We all know that fast food is not the healthiest choice, and yet most consumers rely on these options at some point, whether for convenience, consistency, or cost reasons. But there are also certain menu items that people actively seek out for the unique benefits they provide, transforming an easy convenience item into a sought-after prize.
The contradiction might be nowhere more evident than in the Jack in the Box taco, a menu item initially introduced by the burger-oriented chain in the 1950s. Unlike conventional fast food tacos, Jack in the Box stuffs the tortilla with ground beef before freezing the individual tacos to ship to stores. Once they arrive, workers complete an order by dropping the entire tortilla into the fryer, then top it with a slice of American cheese, some hot sauce, and lettuce. It is utterly weird, and for those who have never tried it, it seems deeply unappealing.
Even those who try it tend to question its appeal, and yet they seem unable to resist. Jack in the Box sells more tacos than any other menu item, which is especially remarkable for a burger chain. It even sells approximately as many tacos as McDonald’s sells Big Macs—approximately 1055 of them every minute of the day.

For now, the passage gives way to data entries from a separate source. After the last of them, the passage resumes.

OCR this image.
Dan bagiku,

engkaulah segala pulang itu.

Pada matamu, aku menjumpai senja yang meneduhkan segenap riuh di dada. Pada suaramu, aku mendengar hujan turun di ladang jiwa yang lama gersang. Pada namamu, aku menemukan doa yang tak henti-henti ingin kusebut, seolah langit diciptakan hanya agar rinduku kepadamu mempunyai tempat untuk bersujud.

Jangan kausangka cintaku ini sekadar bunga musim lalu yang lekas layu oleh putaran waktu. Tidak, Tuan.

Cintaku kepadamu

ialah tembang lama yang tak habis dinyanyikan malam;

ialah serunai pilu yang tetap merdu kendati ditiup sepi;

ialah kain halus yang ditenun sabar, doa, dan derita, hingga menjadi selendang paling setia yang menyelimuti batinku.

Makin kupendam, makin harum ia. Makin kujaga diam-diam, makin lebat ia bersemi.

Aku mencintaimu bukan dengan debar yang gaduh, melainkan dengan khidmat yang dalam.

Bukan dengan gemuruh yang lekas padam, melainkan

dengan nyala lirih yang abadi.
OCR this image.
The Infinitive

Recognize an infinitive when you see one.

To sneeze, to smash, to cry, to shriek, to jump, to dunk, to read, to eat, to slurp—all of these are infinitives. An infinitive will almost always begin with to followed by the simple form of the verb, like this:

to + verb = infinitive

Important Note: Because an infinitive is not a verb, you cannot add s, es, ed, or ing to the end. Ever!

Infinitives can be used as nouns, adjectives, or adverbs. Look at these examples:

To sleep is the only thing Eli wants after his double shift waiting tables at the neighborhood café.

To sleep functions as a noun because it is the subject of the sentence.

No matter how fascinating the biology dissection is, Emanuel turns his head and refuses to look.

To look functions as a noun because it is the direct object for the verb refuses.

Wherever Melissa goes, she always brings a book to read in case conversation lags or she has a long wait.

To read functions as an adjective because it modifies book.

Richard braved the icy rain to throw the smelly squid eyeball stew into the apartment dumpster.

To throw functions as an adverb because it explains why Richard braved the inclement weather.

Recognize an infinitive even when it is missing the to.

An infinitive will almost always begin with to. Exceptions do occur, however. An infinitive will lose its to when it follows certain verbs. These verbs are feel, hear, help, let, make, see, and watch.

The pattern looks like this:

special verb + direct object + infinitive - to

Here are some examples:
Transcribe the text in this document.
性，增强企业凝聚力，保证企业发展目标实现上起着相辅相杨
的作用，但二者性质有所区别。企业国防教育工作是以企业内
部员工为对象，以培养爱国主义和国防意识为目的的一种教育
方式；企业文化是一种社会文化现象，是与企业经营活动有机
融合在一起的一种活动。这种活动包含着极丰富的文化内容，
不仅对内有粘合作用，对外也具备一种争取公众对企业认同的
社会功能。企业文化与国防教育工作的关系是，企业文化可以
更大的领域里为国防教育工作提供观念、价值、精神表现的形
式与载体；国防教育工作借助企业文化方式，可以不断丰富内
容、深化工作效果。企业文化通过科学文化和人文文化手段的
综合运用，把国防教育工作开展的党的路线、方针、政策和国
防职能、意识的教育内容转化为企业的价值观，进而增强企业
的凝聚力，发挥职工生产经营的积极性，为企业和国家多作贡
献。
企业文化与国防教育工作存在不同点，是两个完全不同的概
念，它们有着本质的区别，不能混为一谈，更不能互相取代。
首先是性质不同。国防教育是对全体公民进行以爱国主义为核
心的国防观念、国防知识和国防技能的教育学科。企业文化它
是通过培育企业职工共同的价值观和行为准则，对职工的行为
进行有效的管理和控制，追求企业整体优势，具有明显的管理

The odd combination of soggy interior (created because the meat is already in the taco shell when it gets fried) and crunchy edge evokes comparisons to an envelope of wet cat food but also a nearly obsessive desire for the small, inexpensive tacos. Diners can get two tacos for just 99¢.
Famous fans include Selena Gomez (whose friends built her a Jack in the Box taco cake for her birthday), Chrissy Teigen, and Chelsea Handler. The legion of fans also include restaurateurs who try to copy the fried treat for their own stores. One higher-end restaurant serves three of its version of the tacos for $18. But Jack in the Box appears unconcerned about the threat of copycats taking some of its business. The chain’s director of product marketing assures consumers that “We are always imitated by never duplicated.”
- What is the basis of Jack in the Box’s sustainable competitive advantage when it comes to the tacos that the company sells?